周りがざわついていたも聞こえた委員会の先輩の声に数馬は反応した。少し離れた場所で、伊作が立っていたのが見えた。自分以外にも、保健委員会所属の忍たまである二年い組の川西左近が斜め前の方で反応したのを視界にとらえた。聞き間違えではない、と確証を得て数馬は藤内に一言添えてその場から離れた。
保健室に向かう途中で同じ保健委員会の左近と、一年ろ組の鶴町伏木蔵と遭遇して一緒に中へ入る。室内にはすでに伊作と乱太郎、そして保険医の新野先生が在室していた。

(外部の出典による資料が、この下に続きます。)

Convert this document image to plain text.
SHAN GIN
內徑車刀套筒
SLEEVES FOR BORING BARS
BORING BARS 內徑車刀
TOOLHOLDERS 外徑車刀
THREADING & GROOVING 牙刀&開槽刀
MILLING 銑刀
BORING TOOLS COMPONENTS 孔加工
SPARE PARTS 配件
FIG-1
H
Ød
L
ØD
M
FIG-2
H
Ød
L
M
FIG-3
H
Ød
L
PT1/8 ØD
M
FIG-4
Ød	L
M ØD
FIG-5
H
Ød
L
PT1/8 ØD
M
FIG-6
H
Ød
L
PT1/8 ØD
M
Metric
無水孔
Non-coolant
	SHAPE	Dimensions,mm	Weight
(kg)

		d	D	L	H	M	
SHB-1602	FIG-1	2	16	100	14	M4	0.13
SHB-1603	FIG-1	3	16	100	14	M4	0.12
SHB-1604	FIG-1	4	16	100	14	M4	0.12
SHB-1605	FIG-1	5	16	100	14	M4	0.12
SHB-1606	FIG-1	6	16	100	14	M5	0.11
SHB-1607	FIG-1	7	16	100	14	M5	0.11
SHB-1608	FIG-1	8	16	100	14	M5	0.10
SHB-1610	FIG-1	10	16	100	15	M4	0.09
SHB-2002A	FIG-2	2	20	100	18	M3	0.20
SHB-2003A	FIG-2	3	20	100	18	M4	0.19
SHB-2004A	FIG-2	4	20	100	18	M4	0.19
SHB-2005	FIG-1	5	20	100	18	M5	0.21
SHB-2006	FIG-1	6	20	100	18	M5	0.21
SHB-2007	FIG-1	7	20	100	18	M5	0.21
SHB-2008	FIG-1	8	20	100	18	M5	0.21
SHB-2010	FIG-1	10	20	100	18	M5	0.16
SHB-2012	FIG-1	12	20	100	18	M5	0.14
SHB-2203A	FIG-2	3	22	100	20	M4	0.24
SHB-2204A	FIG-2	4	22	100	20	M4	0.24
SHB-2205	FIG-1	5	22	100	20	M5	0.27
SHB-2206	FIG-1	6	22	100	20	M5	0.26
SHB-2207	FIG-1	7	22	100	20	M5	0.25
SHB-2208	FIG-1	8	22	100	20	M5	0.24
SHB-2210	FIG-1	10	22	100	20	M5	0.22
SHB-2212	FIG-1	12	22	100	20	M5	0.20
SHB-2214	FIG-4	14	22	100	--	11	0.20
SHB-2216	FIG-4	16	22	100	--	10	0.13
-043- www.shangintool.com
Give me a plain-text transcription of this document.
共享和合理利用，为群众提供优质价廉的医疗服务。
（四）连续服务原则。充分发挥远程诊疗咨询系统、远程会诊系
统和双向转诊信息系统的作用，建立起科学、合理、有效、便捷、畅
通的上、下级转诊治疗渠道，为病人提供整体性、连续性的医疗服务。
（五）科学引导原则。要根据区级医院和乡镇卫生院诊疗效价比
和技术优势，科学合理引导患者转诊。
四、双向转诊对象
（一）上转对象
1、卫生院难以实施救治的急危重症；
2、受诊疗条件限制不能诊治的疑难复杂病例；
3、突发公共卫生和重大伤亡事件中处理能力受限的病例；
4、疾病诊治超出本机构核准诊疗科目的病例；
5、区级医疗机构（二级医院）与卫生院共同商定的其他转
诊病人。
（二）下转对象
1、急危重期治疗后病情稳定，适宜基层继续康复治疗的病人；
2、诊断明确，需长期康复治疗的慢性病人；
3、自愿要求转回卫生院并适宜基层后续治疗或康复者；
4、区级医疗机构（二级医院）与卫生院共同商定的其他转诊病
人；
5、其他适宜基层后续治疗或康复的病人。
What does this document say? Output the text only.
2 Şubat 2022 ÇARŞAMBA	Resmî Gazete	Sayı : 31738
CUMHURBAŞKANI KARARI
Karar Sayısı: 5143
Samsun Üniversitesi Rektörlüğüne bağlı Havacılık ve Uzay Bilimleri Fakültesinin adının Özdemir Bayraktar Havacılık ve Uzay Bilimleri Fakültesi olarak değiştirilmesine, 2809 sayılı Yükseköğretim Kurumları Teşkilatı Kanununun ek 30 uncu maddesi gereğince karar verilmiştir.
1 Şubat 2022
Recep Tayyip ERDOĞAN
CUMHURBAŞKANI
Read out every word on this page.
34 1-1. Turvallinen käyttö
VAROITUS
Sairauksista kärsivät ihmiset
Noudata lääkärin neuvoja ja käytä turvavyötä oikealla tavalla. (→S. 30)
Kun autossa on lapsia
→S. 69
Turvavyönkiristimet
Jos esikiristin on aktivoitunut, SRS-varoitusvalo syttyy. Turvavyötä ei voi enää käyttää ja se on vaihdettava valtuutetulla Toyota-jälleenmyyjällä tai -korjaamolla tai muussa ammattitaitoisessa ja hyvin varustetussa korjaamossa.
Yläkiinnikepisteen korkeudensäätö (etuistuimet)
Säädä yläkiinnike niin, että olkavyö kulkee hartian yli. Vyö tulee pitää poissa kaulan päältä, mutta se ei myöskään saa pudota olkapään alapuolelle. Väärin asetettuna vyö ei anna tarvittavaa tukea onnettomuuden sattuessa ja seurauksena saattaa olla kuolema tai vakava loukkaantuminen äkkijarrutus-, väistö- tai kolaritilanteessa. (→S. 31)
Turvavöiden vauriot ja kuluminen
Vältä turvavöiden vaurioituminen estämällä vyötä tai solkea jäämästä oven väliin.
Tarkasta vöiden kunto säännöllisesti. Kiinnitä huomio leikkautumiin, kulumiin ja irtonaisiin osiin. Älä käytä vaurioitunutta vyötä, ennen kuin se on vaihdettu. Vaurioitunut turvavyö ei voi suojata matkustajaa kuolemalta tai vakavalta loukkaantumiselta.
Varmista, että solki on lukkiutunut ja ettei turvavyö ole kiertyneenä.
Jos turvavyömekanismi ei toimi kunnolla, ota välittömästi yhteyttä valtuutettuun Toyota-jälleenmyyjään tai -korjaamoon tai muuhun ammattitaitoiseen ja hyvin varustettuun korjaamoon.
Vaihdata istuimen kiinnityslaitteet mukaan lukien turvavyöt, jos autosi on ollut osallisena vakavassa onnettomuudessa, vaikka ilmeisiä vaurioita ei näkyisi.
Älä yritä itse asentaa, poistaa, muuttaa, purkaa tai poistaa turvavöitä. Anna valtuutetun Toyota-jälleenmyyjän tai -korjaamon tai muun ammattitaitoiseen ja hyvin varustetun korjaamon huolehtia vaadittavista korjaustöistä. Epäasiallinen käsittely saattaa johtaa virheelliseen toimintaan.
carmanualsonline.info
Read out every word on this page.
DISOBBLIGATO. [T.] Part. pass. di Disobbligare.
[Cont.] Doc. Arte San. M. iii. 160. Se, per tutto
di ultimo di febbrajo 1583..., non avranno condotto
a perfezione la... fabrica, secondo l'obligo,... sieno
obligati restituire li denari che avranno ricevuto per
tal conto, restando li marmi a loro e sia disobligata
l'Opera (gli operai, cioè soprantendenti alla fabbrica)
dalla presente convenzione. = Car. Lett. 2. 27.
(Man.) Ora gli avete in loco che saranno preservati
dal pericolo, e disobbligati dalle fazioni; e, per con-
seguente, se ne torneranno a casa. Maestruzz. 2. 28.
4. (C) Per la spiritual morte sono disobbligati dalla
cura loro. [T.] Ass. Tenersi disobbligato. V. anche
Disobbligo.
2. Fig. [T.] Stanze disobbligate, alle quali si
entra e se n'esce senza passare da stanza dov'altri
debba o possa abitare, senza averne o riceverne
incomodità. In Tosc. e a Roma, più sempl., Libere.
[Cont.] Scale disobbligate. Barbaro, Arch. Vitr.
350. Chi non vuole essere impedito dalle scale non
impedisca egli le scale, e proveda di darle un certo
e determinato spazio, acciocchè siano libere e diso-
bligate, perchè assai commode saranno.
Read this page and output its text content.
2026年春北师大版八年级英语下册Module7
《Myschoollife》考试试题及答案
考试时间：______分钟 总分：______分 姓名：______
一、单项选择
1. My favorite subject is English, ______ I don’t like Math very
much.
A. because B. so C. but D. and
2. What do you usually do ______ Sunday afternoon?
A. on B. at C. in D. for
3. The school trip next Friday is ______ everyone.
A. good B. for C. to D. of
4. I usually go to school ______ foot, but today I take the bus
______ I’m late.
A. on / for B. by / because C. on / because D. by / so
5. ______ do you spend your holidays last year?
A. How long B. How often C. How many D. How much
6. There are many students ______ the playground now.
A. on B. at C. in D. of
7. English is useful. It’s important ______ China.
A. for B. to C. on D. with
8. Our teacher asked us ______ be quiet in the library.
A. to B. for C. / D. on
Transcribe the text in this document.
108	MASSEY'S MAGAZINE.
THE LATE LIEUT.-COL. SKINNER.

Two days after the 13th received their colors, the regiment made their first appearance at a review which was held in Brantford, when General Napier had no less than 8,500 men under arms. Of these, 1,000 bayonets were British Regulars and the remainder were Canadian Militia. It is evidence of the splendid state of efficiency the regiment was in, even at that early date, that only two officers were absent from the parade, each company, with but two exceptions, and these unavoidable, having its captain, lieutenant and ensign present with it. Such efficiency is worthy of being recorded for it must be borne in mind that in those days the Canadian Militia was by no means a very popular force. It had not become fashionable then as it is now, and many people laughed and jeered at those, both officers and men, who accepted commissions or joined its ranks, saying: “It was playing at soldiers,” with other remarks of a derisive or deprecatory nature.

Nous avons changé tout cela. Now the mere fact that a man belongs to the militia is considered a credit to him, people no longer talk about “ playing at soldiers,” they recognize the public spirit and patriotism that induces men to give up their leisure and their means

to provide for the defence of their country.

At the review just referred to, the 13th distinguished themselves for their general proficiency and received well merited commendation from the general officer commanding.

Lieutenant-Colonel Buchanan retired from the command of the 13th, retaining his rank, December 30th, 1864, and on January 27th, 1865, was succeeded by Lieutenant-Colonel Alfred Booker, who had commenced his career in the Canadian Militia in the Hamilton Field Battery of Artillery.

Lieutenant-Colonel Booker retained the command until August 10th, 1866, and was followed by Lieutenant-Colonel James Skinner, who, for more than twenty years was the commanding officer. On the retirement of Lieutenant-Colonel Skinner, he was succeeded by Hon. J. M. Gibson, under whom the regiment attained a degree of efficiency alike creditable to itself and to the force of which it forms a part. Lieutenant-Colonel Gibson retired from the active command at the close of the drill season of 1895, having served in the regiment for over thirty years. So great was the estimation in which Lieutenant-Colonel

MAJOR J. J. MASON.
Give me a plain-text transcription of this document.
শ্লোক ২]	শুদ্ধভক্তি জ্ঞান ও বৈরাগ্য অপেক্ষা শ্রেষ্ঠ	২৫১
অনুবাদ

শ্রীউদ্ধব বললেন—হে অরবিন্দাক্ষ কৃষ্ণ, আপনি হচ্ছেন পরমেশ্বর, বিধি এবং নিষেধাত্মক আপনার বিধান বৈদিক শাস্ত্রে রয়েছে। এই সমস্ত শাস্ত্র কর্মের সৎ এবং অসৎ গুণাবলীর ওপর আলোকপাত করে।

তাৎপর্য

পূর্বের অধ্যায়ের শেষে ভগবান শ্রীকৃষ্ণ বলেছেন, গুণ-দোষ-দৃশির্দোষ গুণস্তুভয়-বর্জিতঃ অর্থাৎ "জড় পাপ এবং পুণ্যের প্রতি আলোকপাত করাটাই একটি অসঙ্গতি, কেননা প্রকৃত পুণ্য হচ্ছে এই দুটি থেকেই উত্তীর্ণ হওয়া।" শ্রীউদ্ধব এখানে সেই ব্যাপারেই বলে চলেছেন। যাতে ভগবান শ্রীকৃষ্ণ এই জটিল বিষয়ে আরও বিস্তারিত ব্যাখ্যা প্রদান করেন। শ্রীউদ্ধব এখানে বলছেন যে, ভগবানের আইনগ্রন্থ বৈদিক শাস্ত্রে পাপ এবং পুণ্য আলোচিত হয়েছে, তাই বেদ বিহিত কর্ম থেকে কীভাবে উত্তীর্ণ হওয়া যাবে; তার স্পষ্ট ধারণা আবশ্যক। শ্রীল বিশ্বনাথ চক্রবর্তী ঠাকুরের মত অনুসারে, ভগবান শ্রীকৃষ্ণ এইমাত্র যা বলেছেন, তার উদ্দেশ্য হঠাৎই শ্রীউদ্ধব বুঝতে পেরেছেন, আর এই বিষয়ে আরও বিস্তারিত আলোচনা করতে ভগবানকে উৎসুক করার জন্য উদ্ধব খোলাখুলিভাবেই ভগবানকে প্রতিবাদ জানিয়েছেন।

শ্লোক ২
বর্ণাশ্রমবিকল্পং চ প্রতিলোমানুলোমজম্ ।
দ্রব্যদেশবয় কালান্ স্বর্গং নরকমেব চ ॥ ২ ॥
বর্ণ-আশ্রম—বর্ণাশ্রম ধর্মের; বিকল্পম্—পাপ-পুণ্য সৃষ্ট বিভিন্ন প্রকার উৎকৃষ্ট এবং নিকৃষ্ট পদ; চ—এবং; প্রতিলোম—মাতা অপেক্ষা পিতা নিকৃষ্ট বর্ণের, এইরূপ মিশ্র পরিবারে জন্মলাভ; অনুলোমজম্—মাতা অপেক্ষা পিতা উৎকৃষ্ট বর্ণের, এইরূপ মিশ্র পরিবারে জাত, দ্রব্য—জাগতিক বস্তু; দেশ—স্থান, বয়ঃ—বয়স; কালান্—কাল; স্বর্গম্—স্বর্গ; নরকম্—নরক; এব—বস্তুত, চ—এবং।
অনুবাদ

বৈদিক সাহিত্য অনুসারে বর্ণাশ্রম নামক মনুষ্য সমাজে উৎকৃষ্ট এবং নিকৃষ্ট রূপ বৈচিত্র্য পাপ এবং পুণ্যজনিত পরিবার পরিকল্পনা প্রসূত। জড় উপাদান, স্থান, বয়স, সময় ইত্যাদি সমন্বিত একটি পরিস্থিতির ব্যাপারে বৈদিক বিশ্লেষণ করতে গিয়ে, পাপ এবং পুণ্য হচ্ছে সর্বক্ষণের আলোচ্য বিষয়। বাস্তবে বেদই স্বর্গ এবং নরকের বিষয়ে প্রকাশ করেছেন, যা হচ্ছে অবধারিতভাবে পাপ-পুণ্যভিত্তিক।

遅くなってすみません、と慌てて謝罪をするが気にしていない様子だった。伊作は集まった後輩達に応急処置する道具を取り出した。
それは、まだ包帯にするまえの布やらだ。

「急いで包帯を巻いてくれ!それと、薬をまとめて欲しいんだ」

どうしてそんなに切羽詰まっているのか。
必死な形相の伊作にそう訊ねたかった数馬だったが、できるような様子ではなかった。それは新野先生も同じことだった。真剣な表情で、戸惑いを隠せない自分達に指示を出した。まだ薬を詳しく知らない一年生には包帯を巻くように。そしてそこそこ薬について分かっている左近と自分は伊作と共に製造と準備を。幸いにも、数日前に切れていた薬草は買ったばかりだった。新野先生と伊作の指示のもと、数馬達は製薬に集中した。
誰かが言った。
たかが学園長の思いつきでどうしてそこまで真剣にしないといけないのか。
違う。これはただの学園長の思いつきではないのだ。
冷たい視線がどこからか向けられる感覚。それに気付いたのはきっと自分だけだ。いや、先輩と新野先生はとうに気付いているのだ。
数馬は冷や汗を垂らした。

「(これは、ただの避難訓練なんかじゃない)」

今、忍術学園は危機的状況に陥っているんだ。
薬研の音がやけに室内に響き渡った。